For years, the healthcare industry has warned regulators that providers are hesitant to engage in value-based arrangements or coordinate care, in part, because they're worried about running afoul of federal fraud and abuse rules. So federal officials in October proposed a wide range of changes to physician self-referral and safe harbor regulations to improve care coordination and encourage providers to take part in value-based arrangements, among other things.
Providers were broadly supportive of the new exceptions and safe harbors put forward by CMS and HHS' Office of Inspector General, but they adamantly opposed the addition of price transparency requirements.
Then the COVID-19 outbreak derailed HHS' plans for regulatory reform. HHS originally called their efforts to reform physician self-referral and safe harbor regulations a "sprint," but the pandemic has dramatically slowed the rulemaking process, said former OIG official Tony Maida, now a partner with McDermott, Will & Emery.

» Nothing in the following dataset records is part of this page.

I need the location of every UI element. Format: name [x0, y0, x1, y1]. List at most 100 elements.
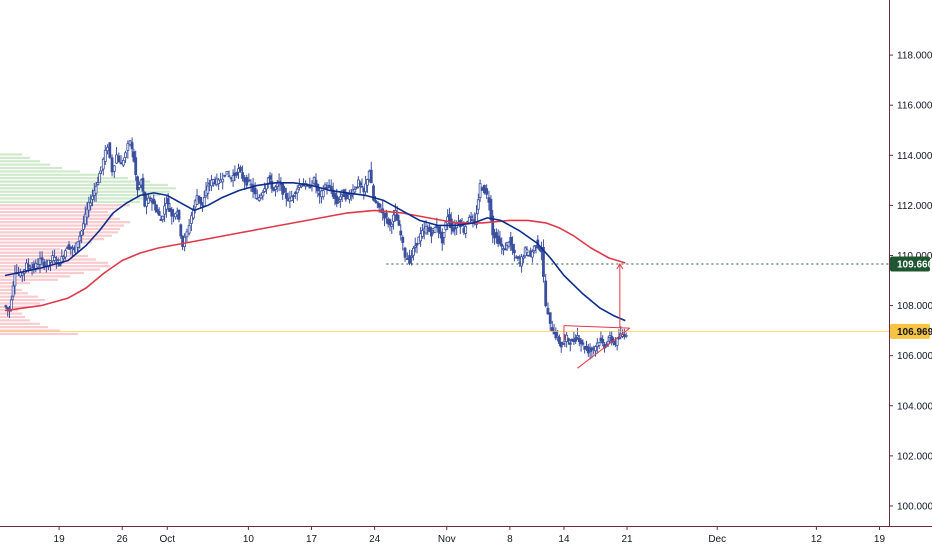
candle-body [399, 230, 403, 236]
price-tick-label: 114.000 [897, 151, 932, 162]
price-tick-label: 112.000 [897, 201, 932, 212]
candle-body [624, 334, 628, 337]
volume-profile-bar [0, 180, 150, 183]
candle-body [80, 230, 84, 236]
candle-body [161, 215, 165, 221]
volume-profile-bar [0, 258, 96, 261]
candle-body [87, 201, 91, 211]
candle-body [164, 203, 168, 210]
candle-body [98, 173, 102, 183]
candle-body [36, 264, 40, 268]
candle-body [121, 160, 125, 166]
volume-profile-bar [0, 271, 84, 275]
volume-profile-bar [0, 200, 140, 203]
time-tick-label: 19 [874, 534, 886, 545]
candle-body [408, 255, 411, 264]
time-tick-label: 26 [117, 534, 129, 545]
volume-profile-bar [0, 166, 62, 170]
candle-body [500, 243, 504, 247]
target-price-badge: 109.660 [897, 260, 932, 271]
candle-body [263, 188, 267, 192]
candle-body [388, 219, 392, 226]
volume-profile-bar [0, 177, 128, 180]
time-tick-label: 14 [558, 534, 570, 545]
volume-profile-bar [0, 248, 60, 251]
candle-body [148, 197, 152, 200]
candle-body [163, 205, 166, 215]
candle-body [597, 342, 601, 346]
candle-body [405, 258, 409, 260]
triangle-upper-line[interactable] [563, 325, 630, 329]
candle-body [34, 262, 38, 269]
candle-body [574, 337, 578, 342]
current-price-badge-bg [890, 323, 930, 339]
price-tick-label: 102.000 [897, 451, 932, 462]
candle-body [110, 157, 114, 173]
price-tick-label: 110.000 [897, 251, 932, 262]
candle-body [392, 214, 395, 222]
volume-profile-bar [0, 315, 25, 319]
candle-body [375, 201, 379, 204]
candle-body [241, 172, 244, 179]
volume-profile-bar [0, 160, 40, 163]
volume-profile-bar [0, 183, 168, 187]
candle-body [300, 184, 303, 188]
target-arrow-head[interactable] [616, 263, 624, 270]
triangle-lower-line[interactable] [577, 327, 631, 369]
volume-profile-bar [0, 187, 176, 190]
candle-body [183, 236, 187, 248]
candle-body [482, 185, 486, 194]
candle-body [82, 223, 85, 230]
candle-body [449, 218, 453, 229]
target-price-badge-bg [890, 256, 930, 272]
candle-body [428, 226, 432, 232]
candle-body [247, 179, 251, 182]
candle-body [106, 146, 109, 152]
drawing-annotations[interactable] [0, 263, 889, 369]
candle-body [245, 177, 249, 186]
volume-profile-bar [0, 329, 60, 332]
candle-body [137, 184, 141, 188]
candle-body [146, 197, 150, 204]
candle-body [374, 200, 377, 203]
candle-body [338, 196, 342, 201]
price-tick-label: 106.000 [897, 351, 932, 362]
candle-body [467, 216, 471, 224]
candle-body [261, 192, 265, 197]
candle-body [403, 247, 407, 258]
candle-body [548, 312, 552, 324]
candle-body [395, 214, 399, 221]
candle-body [419, 233, 423, 242]
volume-profile-bar [0, 275, 70, 278]
volume-profile-bar [0, 221, 130, 224]
candle-body [413, 245, 417, 248]
volume-profile-bar [0, 244, 70, 248]
candle-body [199, 196, 203, 204]
candle-body [558, 337, 561, 344]
volume-profile-bar [0, 204, 130, 207]
candle-body [401, 236, 405, 243]
candle-body [78, 235, 82, 242]
candle-body [243, 177, 247, 183]
candle-body [47, 259, 50, 268]
candle-body [369, 169, 373, 184]
volume-profile-bar [0, 251, 72, 254]
candle-body [366, 179, 369, 186]
candle-body [40, 257, 44, 261]
price-tick-label: 100.000 [897, 501, 932, 512]
candle-body [410, 255, 413, 258]
candle-body [327, 184, 331, 188]
volume-profile-bar [0, 322, 40, 325]
candle-body [231, 175, 235, 182]
candle-body [509, 237, 513, 245]
candle-body [588, 350, 592, 352]
candle-body [349, 195, 353, 198]
candle-body [390, 223, 394, 227]
candle-body [239, 166, 242, 172]
candle-body [9, 299, 13, 311]
candle-body [594, 346, 597, 352]
volume-profile-bar [0, 224, 124, 227]
candle-body [295, 188, 299, 194]
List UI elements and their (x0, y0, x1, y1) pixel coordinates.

"COVID-19 has sucked up all of the oxygen," said former CMS official Don Romano, now a healthcare lawyer with Foley & Lardner.
CMS responded to the pandemic by waiving several Stark Law requirements, including broad waivers of fair market value requirements, to enable providers and other covered entities to better coordinate and deliver care during the public health emergency. OIG followed suit, saying it wouldn't go after providers for remunerations protected by 11 of CMS' 18 Stark Law waivers.
Throughout the pandemic, the waivers have allowed for "the sharing of resources without running afoul of fraud and abuse laws like the Stark Law and the Anti-Kickback Statute," said Mollie Gelburd, associate director of government affairs for the Medical Group Management Association.